You should have plenty of peach wood down there Joe.


----------



## joe black (May 2, 2016)

I would, Scott.  But the largest peach producer anywhere around was in Gaffney and they closed down several years ago.  They were huge and when a peach orchard went fallow, they would just pull the trees up and anyone could get as much as he wanted.

Good idea though,  Thanks,   Joe


----------



## danbono (May 3, 2016)

Hi All Just stacked my 4'x4'x16"=1/6/cord of Hickory..It took up most of my 1/2 cord log holder, pics when it stops raining.

It was cut in Dec, can I use it now?

Thanks Dan


----------



## danbono (May 5, 2016)

Hi All The rain held up some today, I was able to get a pic of my log holder.

I don't think it holds 1/2  cord. I measured 7' long x 3' high x 17 deep, my other log holder measured 8' long x 3' high.

Well anyway I think I have enough wood for awhile

 Dan

   New log holder 7ft long













DSC03598.JPG



__ danbono
__ May 5, 2016






                                Old log holder 8'













DSC03234.JPG



__ danbono
__ May 5, 2016


----------



## daniels (May 13, 2016)

A cord of wood is 4' high x 4' deep x 8' long and is typically cut into 16" lengths.  The 16" lengths are lined up end to end from front to back, or at least can be.  16" lengths will fit in most wood stoves, or used to anyway.

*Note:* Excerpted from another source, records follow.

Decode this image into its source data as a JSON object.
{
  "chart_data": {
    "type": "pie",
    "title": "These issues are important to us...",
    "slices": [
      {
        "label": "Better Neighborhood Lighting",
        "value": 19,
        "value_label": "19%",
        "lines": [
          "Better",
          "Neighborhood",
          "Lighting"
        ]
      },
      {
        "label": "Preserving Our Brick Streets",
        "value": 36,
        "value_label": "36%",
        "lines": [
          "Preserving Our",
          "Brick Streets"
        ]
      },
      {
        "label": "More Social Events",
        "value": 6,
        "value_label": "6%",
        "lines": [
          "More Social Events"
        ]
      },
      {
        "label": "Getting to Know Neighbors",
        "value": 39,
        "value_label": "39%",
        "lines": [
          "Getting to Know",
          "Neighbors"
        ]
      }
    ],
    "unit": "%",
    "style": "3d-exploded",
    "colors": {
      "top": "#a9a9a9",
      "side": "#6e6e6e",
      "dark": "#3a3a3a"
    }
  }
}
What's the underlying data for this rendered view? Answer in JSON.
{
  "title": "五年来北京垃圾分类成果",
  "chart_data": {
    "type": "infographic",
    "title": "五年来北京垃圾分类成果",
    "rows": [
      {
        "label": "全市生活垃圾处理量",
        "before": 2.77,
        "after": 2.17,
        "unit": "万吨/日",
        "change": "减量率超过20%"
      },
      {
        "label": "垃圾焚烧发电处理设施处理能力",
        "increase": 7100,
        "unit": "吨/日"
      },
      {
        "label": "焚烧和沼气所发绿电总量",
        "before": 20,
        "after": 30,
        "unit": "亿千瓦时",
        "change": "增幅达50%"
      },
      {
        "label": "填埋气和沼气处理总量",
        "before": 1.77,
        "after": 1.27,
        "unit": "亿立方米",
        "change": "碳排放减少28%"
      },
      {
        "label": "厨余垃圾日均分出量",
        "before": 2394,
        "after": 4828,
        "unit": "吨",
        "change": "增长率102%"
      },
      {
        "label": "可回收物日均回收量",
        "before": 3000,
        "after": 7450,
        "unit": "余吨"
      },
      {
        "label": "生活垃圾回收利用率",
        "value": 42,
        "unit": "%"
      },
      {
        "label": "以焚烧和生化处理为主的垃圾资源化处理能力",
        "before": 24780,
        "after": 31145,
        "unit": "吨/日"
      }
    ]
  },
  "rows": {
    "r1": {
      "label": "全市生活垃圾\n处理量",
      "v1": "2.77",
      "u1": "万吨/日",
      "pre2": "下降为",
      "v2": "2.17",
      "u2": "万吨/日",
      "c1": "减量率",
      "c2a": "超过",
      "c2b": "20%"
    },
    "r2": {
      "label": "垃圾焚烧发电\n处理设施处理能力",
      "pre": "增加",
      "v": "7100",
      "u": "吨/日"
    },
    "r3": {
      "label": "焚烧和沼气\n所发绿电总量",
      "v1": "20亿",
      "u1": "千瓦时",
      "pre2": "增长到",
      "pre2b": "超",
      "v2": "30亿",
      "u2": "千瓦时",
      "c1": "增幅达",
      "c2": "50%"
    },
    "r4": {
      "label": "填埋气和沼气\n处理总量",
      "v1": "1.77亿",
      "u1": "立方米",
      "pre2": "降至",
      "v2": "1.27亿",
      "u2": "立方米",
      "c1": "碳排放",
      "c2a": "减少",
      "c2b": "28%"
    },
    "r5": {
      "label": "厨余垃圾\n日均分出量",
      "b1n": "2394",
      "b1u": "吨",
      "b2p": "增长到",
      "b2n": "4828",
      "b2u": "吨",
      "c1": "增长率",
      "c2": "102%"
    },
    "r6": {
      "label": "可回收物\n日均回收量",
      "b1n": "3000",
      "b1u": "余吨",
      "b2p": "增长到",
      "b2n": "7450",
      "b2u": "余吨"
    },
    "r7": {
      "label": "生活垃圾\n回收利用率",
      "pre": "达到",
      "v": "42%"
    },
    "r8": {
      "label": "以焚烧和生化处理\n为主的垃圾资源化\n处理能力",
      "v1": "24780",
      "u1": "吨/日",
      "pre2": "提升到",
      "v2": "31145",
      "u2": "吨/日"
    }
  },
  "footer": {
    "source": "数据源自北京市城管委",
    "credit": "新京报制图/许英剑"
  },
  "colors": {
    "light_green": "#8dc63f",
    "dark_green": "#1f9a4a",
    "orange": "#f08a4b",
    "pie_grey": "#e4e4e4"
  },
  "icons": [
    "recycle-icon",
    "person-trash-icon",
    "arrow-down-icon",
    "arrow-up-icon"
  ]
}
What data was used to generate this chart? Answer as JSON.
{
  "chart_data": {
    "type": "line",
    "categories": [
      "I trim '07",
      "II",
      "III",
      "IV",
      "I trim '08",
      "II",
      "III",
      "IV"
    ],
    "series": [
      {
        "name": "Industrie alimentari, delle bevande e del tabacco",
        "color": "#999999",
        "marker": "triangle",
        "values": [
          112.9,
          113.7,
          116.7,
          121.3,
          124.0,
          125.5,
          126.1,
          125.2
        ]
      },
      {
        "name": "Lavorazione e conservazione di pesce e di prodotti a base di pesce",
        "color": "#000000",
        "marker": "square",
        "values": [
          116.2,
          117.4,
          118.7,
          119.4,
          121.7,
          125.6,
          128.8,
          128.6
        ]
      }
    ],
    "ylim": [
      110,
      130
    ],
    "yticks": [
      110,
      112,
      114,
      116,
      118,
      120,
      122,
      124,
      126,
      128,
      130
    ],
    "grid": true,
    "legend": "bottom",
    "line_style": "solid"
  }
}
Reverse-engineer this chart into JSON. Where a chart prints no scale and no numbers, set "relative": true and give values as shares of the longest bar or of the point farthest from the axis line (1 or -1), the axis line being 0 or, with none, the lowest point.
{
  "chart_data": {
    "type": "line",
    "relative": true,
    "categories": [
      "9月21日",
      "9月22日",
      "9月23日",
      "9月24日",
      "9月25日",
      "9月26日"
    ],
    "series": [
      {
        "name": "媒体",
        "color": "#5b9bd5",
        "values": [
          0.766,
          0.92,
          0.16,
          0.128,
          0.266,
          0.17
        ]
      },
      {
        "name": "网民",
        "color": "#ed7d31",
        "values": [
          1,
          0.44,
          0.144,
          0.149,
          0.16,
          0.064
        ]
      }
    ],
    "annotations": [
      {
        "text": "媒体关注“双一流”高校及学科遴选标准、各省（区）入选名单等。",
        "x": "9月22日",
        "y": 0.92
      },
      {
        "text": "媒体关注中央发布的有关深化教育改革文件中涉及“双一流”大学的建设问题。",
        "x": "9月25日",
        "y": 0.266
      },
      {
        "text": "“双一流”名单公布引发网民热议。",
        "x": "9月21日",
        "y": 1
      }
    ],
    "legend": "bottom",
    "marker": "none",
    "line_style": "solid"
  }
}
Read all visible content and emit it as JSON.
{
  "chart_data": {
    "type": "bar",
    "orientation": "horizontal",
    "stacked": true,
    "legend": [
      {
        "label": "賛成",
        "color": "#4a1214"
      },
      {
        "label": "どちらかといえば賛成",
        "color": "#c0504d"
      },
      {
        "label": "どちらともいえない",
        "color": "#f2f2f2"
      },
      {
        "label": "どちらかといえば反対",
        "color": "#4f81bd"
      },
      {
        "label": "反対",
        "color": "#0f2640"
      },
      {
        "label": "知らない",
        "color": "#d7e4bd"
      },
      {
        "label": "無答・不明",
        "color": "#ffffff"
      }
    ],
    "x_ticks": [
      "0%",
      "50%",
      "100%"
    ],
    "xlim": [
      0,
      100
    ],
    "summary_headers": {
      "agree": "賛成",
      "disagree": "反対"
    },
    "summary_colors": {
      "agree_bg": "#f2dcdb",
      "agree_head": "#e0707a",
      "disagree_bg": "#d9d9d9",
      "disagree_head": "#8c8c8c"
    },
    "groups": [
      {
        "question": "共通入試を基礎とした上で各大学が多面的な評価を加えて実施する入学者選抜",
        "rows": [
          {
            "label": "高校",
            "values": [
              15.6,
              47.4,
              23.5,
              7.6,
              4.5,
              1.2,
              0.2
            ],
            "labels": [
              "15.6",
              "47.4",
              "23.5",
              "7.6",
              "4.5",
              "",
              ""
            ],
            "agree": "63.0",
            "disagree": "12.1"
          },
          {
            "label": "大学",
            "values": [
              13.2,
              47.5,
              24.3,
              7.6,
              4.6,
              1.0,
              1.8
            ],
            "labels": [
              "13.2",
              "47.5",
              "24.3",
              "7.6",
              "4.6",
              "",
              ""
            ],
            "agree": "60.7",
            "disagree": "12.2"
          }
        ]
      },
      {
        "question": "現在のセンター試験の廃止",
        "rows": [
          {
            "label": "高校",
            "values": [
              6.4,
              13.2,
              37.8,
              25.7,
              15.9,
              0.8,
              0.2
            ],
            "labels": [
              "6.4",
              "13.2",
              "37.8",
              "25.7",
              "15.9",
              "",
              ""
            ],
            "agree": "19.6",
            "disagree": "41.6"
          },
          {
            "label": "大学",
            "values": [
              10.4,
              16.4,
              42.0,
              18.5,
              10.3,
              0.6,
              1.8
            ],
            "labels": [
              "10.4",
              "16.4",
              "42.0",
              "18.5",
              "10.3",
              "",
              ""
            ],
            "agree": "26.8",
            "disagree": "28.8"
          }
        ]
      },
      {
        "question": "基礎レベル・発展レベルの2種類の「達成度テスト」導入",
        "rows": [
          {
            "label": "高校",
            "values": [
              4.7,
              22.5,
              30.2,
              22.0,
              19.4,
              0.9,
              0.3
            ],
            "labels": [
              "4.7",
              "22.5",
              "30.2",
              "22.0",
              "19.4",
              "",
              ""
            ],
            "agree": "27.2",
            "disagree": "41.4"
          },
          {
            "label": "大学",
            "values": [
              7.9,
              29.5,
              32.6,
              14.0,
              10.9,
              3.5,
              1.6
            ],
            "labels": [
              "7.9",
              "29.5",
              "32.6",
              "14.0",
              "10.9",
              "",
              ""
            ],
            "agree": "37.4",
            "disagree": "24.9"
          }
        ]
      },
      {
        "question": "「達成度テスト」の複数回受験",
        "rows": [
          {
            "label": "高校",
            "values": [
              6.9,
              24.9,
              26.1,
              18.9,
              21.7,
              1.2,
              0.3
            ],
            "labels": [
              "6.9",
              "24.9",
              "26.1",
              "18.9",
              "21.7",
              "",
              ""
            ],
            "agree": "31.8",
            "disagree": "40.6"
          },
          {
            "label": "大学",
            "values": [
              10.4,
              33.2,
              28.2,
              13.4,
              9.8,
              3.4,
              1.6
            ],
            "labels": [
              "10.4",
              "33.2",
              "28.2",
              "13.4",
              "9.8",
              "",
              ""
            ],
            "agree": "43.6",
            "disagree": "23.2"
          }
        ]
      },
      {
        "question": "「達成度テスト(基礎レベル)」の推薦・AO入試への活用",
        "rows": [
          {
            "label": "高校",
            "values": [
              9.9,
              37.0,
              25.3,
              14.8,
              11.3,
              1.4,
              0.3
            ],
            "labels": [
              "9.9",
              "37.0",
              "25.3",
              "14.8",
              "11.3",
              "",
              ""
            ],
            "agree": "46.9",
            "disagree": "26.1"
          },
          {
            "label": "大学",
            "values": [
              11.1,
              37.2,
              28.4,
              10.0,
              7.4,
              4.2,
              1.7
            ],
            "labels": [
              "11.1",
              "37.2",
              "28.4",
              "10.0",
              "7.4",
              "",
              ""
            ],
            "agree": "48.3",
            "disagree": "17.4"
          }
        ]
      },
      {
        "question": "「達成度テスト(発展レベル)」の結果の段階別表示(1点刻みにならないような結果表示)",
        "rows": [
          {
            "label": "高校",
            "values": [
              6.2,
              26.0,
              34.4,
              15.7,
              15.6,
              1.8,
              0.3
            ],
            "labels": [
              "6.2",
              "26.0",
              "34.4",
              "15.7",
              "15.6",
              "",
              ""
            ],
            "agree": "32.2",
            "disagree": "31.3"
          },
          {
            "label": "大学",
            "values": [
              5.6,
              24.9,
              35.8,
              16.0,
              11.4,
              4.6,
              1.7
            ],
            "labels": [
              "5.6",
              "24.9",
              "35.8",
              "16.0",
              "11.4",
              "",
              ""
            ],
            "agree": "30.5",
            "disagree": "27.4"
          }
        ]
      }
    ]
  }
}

If you have a 4' high x 8' long x 16" deep stack of wood it's 1/3 rd of a cord and is known as a face cord.  Some suppliers will try to pass off a face cord as a cord so be careful.


----------



## HalfSmoked (May 13, 2016)

DanielS said:


> A cord of wood is 4' high x 4' deep x 8' long and is typically cut into 16" lengths.  The 16" lengths are lined up end to end from front to back, or at least can be.  16" lengths will fit in most wood stoves, or used to anyway.
> 
> If you have a 4' high x 8' long x 16" deep stack of wood it's 1/3 rd of a cord and is known as a face cord.  Some suppliers will try to pass off a face cord as a cord so be careful.


Thanks for the correction I was read all the post on this and was going to respond when I got to the end.

Warren


----------



## danbono (May 14, 2016)

Hi So my wood pile was 4' high x 4' wide x 16" deep, what does it equal to as far a cord goes?

Thanks Dan


----------



## daveomak (May 14, 2016)

1/6 of a cord.....

4 x 4 x 8 = 1 cord

4 x 4 x 4 = 1/2 cord

16" = 1/3 of 4"...


----------



## danbono (May 15, 2016)

Thanks Dave Sounda about right , but I am confused because the 4'x4'x16" took up most of my 1/2 cord log holder. Only thing I can think of was that his measurements were not right, or my log holder holds less then 1/2 cord.

Dan


----------



## daveomak (May 15, 2016)

Measure your log holder....   If it will hold 24" lengths, that changes stuff...  4 x 8 x 24" is half a cord....


----------



## daniels (May 18, 2016)

DanBono said:


> Thanks Dave Sounda about right , but I am confused because the 4'x4'x16" took up most of my 1/2 cord log holder. Only thing I can think of was that his measurements were not right, or my log holder holds less then 1/2 cord.
> 
> Dan


I'll bet your log holder holds 1/2 of a face cord.  1/2 of a full cord is a LOT of wood.  In 16" sticks a 1/2 cord would be 4' high x 12' long x 16" deep.  4' x 4' x 16" is 1/2 a face cord.


----------



## daveomak (May 18, 2016)

Below explains the difference between "Face Cord" and "Cord" of wood....

https://chimneysweeponline.com/hocord.htm


----------



## danbono (May 18, 2016)

Thanks Dave


----------